Consistent with data reported during the 2009 pandemic [1], [2], [15], the D222G/N variants were more frequently detected in patients with a severe influenza infection than in those with mild ILI. In addition, the analysis of paired NS and BAL samples showed that the 222G/N substitutions were found exclusively in the lower respiratory tract specimens supporting the hypothesized switch of receptor specificity from α2-6 to α2-3-linked sialosides [3].

In our series, D222Y variants, previously reported in severe cases [5], were detected in two epidemiologically but not clinically linked patients, since they attended the same hospital ward but had different clinical outcomes. None of these two patients developed ARDS and, thus, our data could not corroborate the increased virulence of these variants. Although the D187Y substitution was detected exclusively in two patients with severe ILI, no conclusive considerations on the increased virulence of these variants can be drawn. This amino acid substitution has been previously detected in a virus circulating in Brazil (A/Brasil/7450/2009) and, more recently, in an isolate from England (A/England/4500186/2010). However, no clinical data from patients carrying this viral variant were available.

Further studies on the receptor binding specificity and affinity will clarify both the role of such HA mutants on viral tropism and their contribution to exacerbation of disease.

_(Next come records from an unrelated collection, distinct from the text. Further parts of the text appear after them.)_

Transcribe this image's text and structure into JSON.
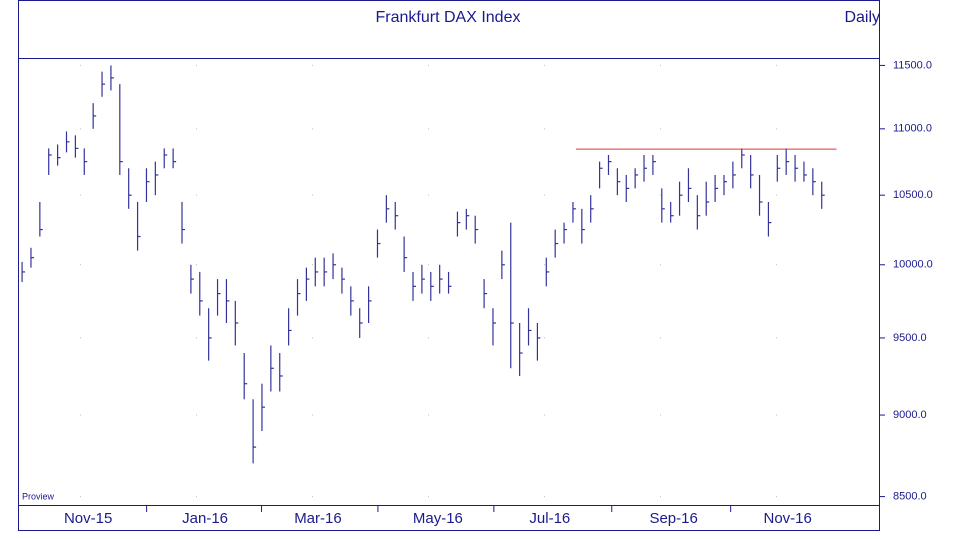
{
  "chart_data": {
    "type": "ohlc",
    "title": "Frankfurt DAX Index",
    "subtitle": "Daily",
    "annotation": "Proview",
    "log_scale": true,
    "grid": true,
    "color": "#33339a",
    "x": [
      0,
      3,
      6,
      9,
      12,
      15,
      18,
      21,
      24,
      27,
      30,
      33,
      36,
      39,
      42,
      45,
      48,
      51,
      54,
      57,
      60,
      63,
      66,
      69,
      72,
      75,
      78,
      81,
      84,
      87,
      90,
      93,
      96,
      99,
      102,
      105,
      108,
      111,
      114,
      117,
      120,
      123,
      126,
      129,
      132,
      135,
      138,
      141,
      144,
      147,
      150,
      153,
      156,
      159,
      162,
      165,
      168,
      171,
      174,
      177,
      180,
      183,
      186,
      189,
      192,
      195,
      198,
      201,
      204,
      207,
      210,
      213,
      216,
      219,
      222,
      225,
      228,
      231,
      234,
      237,
      240,
      243,
      246,
      249,
      252,
      255,
      258,
      261,
      264,
      267,
      270
    ],
    "high": [
      10020,
      10120,
      10450,
      10850,
      10880,
      10980,
      10950,
      10850,
      11200,
      11450,
      11500,
      11350,
      10700,
      10450,
      10700,
      10750,
      10850,
      10850,
      10450,
      10000,
      9950,
      9700,
      9900,
      9900,
      9750,
      9400,
      9100,
      9200,
      9450,
      9400,
      9700,
      9900,
      9980,
      10050,
      10050,
      10080,
      9980,
      9850,
      9700,
      9850,
      10250,
      10500,
      10450,
      10200,
      9950,
      10000,
      9950,
      10000,
      9950,
      10380,
      10400,
      10350,
      9900,
      9700,
      10100,
      10300,
      9600,
      9700,
      9600,
      10050,
      10250,
      10300,
      10450,
      10400,
      10500,
      10750,
      10800,
      10700,
      10650,
      10700,
      10800,
      10800,
      10550,
      10450,
      10600,
      10700,
      10500,
      10600,
      10650,
      10650,
      10750,
      10850,
      10800,
      10650,
      10450,
      10800,
      10850,
      10800,
      10750,
      10700,
      10600
    ],
    "low": [
      9880,
      9980,
      10200,
      10650,
      10720,
      10820,
      10780,
      10650,
      11000,
      11250,
      11300,
      10650,
      10400,
      10100,
      10450,
      10500,
      10700,
      10700,
      10150,
      9800,
      9650,
      9350,
      9650,
      9600,
      9450,
      9100,
      8700,
      8900,
      9150,
      9150,
      9450,
      9650,
      9750,
      9850,
      9850,
      9900,
      9800,
      9650,
      9500,
      9600,
      10050,
      10300,
      10250,
      9950,
      9750,
      9800,
      9750,
      9800,
      9800,
      10200,
      10250,
      10150,
      9700,
      9450,
      9900,
      9300,
      9250,
      9450,
      9350,
      9850,
      10050,
      10150,
      10300,
      10150,
      10300,
      10550,
      10650,
      10500,
      10450,
      10550,
      10600,
      10650,
      10300,
      10300,
      10350,
      10450,
      10250,
      10350,
      10450,
      10500,
      10550,
      10700,
      10550,
      10350,
      10200,
      10600,
      10650,
      10600,
      10600,
      10500,
      10400
    ],
    "close": [
      9950,
      10050,
      10250,
      10800,
      10780,
      10900,
      10850,
      10750,
      11100,
      11350,
      11400,
      10750,
      10500,
      10200,
      10600,
      10650,
      10800,
      10750,
      10250,
      9900,
      9750,
      9500,
      9800,
      9750,
      9600,
      9200,
      8800,
      9050,
      9300,
      9250,
      9550,
      9800,
      9900,
      9950,
      9950,
      10000,
      9900,
      9750,
      9600,
      9750,
      10150,
      10400,
      10350,
      10050,
      9850,
      9900,
      9850,
      9900,
      9850,
      10300,
      10350,
      10250,
      9800,
      9600,
      10000,
      9600,
      9400,
      9550,
      9500,
      9950,
      10150,
      10250,
      10400,
      10250,
      10400,
      10700,
      10750,
      10600,
      10550,
      10650,
      10700,
      10750,
      10400,
      10350,
      10500,
      10550,
      10350,
      10450,
      10550,
      10600,
      10650,
      10800,
      10650,
      10450,
      10300,
      10700,
      10750,
      10700,
      10650,
      10600,
      10500
    ],
    "hline": {
      "value": 10845,
      "x": [
        187,
        275
      ],
      "color": "#e03030"
    },
    "xlim": [
      -0.7,
      289
    ],
    "xticks": [
      {
        "value": 22.3,
        "label": "Nov-15"
      },
      {
        "value": 61.8,
        "label": "Jan-16"
      },
      {
        "value": 99.9,
        "label": "Mar-16"
      },
      {
        "value": 140.4,
        "label": "May-16"
      },
      {
        "value": 178.2,
        "label": "Jul-16"
      },
      {
        "value": 220,
        "label": "Sep-16"
      },
      {
        "value": 258.5,
        "label": "Nov-16"
      }
    ],
    "ylim": [
      8450,
      11560
    ],
    "yticks": [
      {
        "value": 8500,
        "label": "8500.0"
      },
      {
        "value": 9000,
        "label": "9000.0"
      },
      {
        "value": 9500,
        "label": "9500.0"
      },
      {
        "value": 10000,
        "label": "10000.0"
      },
      {
        "value": 10500,
        "label": "10500.0"
      },
      {
        "value": 11000,
        "label": "11000.0"
      },
      {
        "value": 11500,
        "label": "11500.0"
      }
    ]
  }
}
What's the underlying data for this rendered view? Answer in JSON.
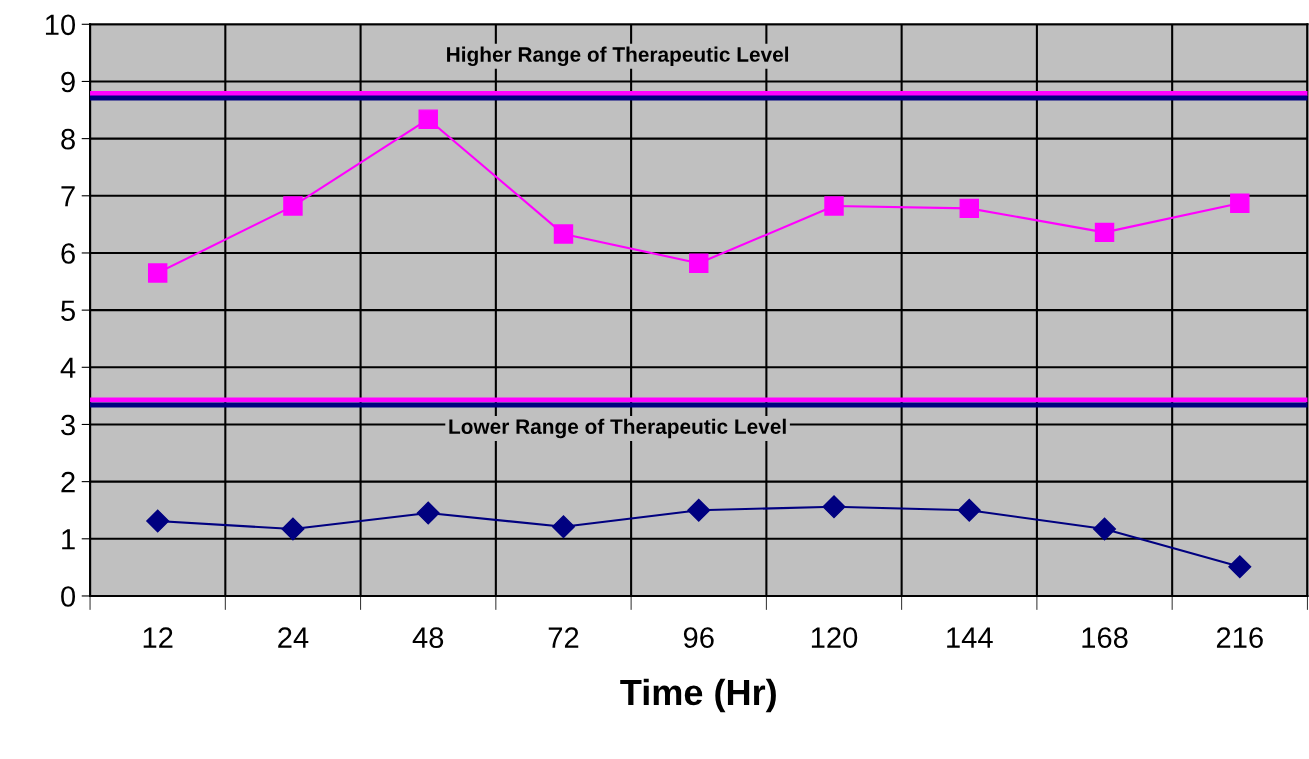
{
  "chart_data": {
    "type": "line",
    "xlabel": "Time (Hr)",
    "categories": [
      "12",
      "24",
      "48",
      "72",
      "96",
      "120",
      "144",
      "168",
      "216"
    ],
    "series": [
      {
        "color": "#ff00ff",
        "marker": "square",
        "values": [
          5.65,
          6.82,
          8.34,
          6.33,
          5.82,
          6.82,
          6.78,
          6.36,
          6.87
        ]
      },
      {
        "color": "#000080",
        "marker": "diamond",
        "values": [
          1.31,
          1.17,
          1.45,
          1.21,
          1.5,
          1.56,
          1.5,
          1.17,
          0.51
        ]
      }
    ],
    "ref_lines": [
      {
        "axis": "y",
        "value": 8.79,
        "color": "#ff00ff",
        "label": "Higher Range of Therapeutic Level"
      },
      {
        "axis": "y",
        "value": 8.71,
        "color": "#000080"
      },
      {
        "axis": "y",
        "value": 3.43,
        "color": "#ff00ff",
        "label": "Lower Range of Therapeutic Level"
      },
      {
        "axis": "y",
        "value": 3.34,
        "color": "#000080"
      }
    ],
    "ylim": [
      0,
      10
    ],
    "yticks": [
      0,
      1,
      2,
      3,
      4,
      5,
      6,
      7,
      8,
      9,
      10
    ],
    "grid": true
  }
}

In this study, patients with severe influenza infections showed a significantly higher viral load in lower respiratory tract secretions compared to paired upper respiratory tract ones. These findings confirm and extend the data found in the 2009 influenza pandemic [2], and further stress the importance of systematically analyzing BAL samples in patients with severe influenza A infection. It is worth mentioning that influenza surveillance data are based upon the analysis of upper respiratory tract samples only [6], [7] and thus, could fail to spot the emergence of more aggressive variants in the lower respiratory tract [16].

A limitation of this study is the relatively small set of data analyzed and the pathogenetic role of the virus mutants observed remains to be confirmed in a larger cohort. On the other hand, the infection by the 2009 influenza A(H1N1) strain was moderate in general and the prospective enrollment, according to strict clinical criteria, of 45 critically ill patients required the combined effort of 24 ICUs. Thus, this data set, although limited, appears unique to shed more light on the mechanisms of virulence of 2009 influenza A(H1N1). Although the comparison of different respiratory specimens might be questionable, our data are in agreement with results by Giannella et al [17] describing a reduced viral load in the upper vs lower respiratory tract of patients with severe influenza infections. Finally, others factors such as the host immune response and the existence of co-morbidities should be taken into account when evaluating severe infection outcome.

In conclusion, our results highlight that HA D222G/N mutation was detected exclusively in lower respiratory tract secretions. The findings of this study on the circulation of new variants of 2009 influenza A(H1N1) stress the importance of continuous monitoring of influenza virus evolution. Prompt analysis of severe infections by adopting appropriate sampling guidelines will promote better understanding of the epidemiology of mutated viruses with respect to clinical outcome.